The research suggests that the ADGC tuning was tried, but apparently abandoned; the limitations of string technology dictated that a viable C1 string would not be developed until the late nineteenth century. Despite these supposed disadvantages, the ADG tuning and its practitioners maintained a presence in Paris into the latter half of the nineteenth century. Evidence suggests that practitioners preferred the resonance of their instrument in fifths tuning despite the criticisms of the tuning that are found in the literature, including orchestration texts, tutors and the French press. I explore the veracity of these criticisms to understand how current practitioners overcame such issues. The renewed interest in fifths tuning, currently taking place, suggests that these limitations have been addressed. This dissertation examines the tuning from the perspectives of its use in nineteenth-century France, and today. I also include a discussion of the ADGC tuning and its relationship to Beethoven’s use of lower-compass pitches.

Contemporary perspectives offered by orchestral contrabassists shed light on how this tuning can be successfully integrated in the orchestra as an alternative to the more widely practised GDAE, in that the ADGC tuning gives the player not only the complete range to double the full range of the violoncello, but also the range to play material written for solo tuning F-sharp1, B1, E2, A2.

Summary for Lay Audience

In the nineteenth century, the contrabass, the lowest-pitched string instrument in the orchestra, was still evolving in terms of its tuning and the number of strings mounted on the instrument. In 1827, French contrabasses had only three strings and were tuned in fifths, A2, D2, G1; sources also describe a four-string version tuned, A2, D2, G1, C1, one octave below the violoncello; however, the bulky, unresponsive C1 string was often removed, leaving the instrument with only three strings. Although string makers were constantly improving their product, they would not develop a playable C1 string until the late nineteenth century. The thick gut strings used by contrabassists were challenging to play at fast tempos, forcing some to simplify their parts. Consequently, the Conservatoire de Paris changed the official tuning taught in their contrabass class from three strings tuned in fifths to four strings tuned in fourths G2, D2, A1, E1; this tuning not only increased the lower range of the instrument, but made it easier to play by decreasing the interval between the open strings from a fifth to a fourth. This reduction would reduce the amount of shifting experienced by the player.
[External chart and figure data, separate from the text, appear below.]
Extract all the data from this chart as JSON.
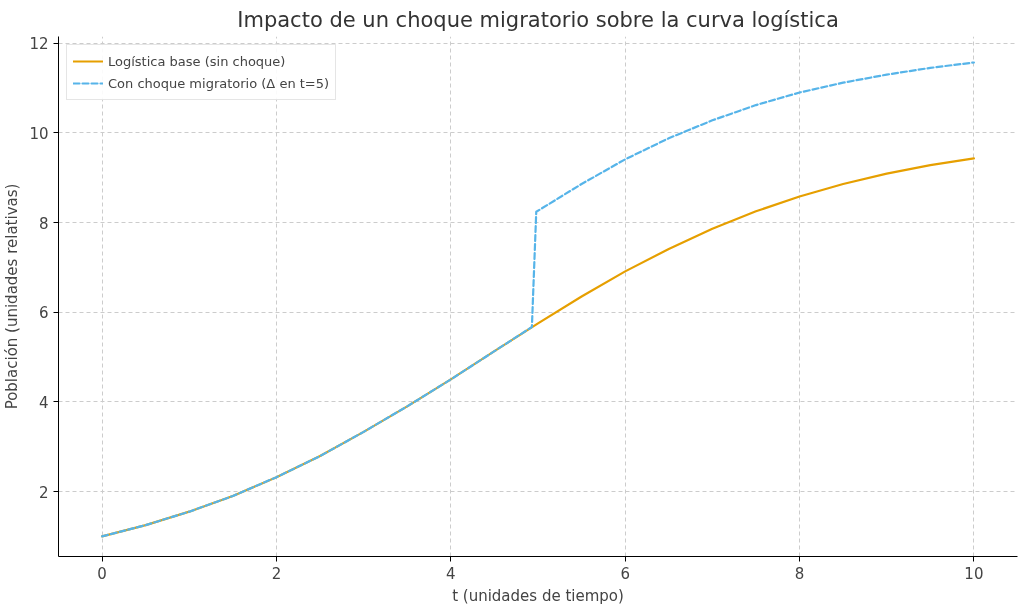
{
  "chart_data": {
    "type": "line",
    "title": "Impacto de un choque migratorio sobre la curva logística",
    "xlabel": "t (unidades de tiempo)",
    "ylabel": "Población (unidades relativas)",
    "xlim": [
      -0.5,
      10.5
    ],
    "ylim": [
      0.55,
      12.15
    ],
    "xticks": [
      0,
      2,
      4,
      6,
      8,
      10
    ],
    "yticks": [
      2,
      4,
      6,
      8,
      10,
      12
    ],
    "grid": true,
    "legend": "top left",
    "marker": "none",
    "series": [
      {
        "name": "Logística base (sin choque)",
        "color": "#e69f00",
        "line_style": "solid",
        "x": [
          0,
          0.5,
          1,
          1.5,
          2,
          2.5,
          3,
          3.5,
          4,
          4.5,
          5,
          5.5,
          6,
          6.5,
          7,
          7.5,
          8,
          8.5,
          9,
          9.5,
          10
        ],
        "values": [
          1.0,
          1.25,
          1.55,
          1.9,
          2.32,
          2.79,
          3.33,
          3.9,
          4.5,
          5.13,
          5.75,
          6.35,
          6.91,
          7.41,
          7.86,
          8.25,
          8.58,
          8.86,
          9.09,
          9.28,
          9.43
        ]
      },
      {
        "name": "Con choque migratorio (Δ en t=5)",
        "color": "#56b4e9",
        "line_style": "dashed",
        "x": [
          0,
          0.5,
          1,
          1.5,
          2,
          2.5,
          3,
          3.5,
          4,
          4.5,
          4.93,
          4.98,
          5.5,
          6,
          6.5,
          7,
          7.5,
          8,
          8.5,
          9,
          9.5,
          10
        ],
        "values": [
          1.0,
          1.25,
          1.55,
          1.9,
          2.32,
          2.79,
          3.33,
          3.9,
          4.5,
          5.13,
          5.67,
          8.24,
          8.86,
          9.41,
          9.88,
          10.28,
          10.62,
          10.9,
          11.12,
          11.3,
          11.45,
          11.57
        ]
      }
    ]
  }
}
A number of contemporary contrabassists have successfully integrated playing a contrabass tuned in fifths in an orchestral bass section. With regards to the difficulties just mentioned, one might ask what aspects of playing the contrabass tuned in fifths have changed. First, playable C1 strings have been available since the early twentieth century. Contrabassists are now far better trained than their historic counterparts. Practitioners also state that the fifths-tuned contrabass exhibits a unique resonance, a benefit described as early as 1839. One further benefit is that this one tuning gives the player the ability to play the complete range demanded by the repertoire on one instrument. This paper examines the history of the tuning using historical and contemporary perspectives. As part of my research, I explore those issues that affected the tuning’s demise, using examples from the repertory played by contrabassists then and now.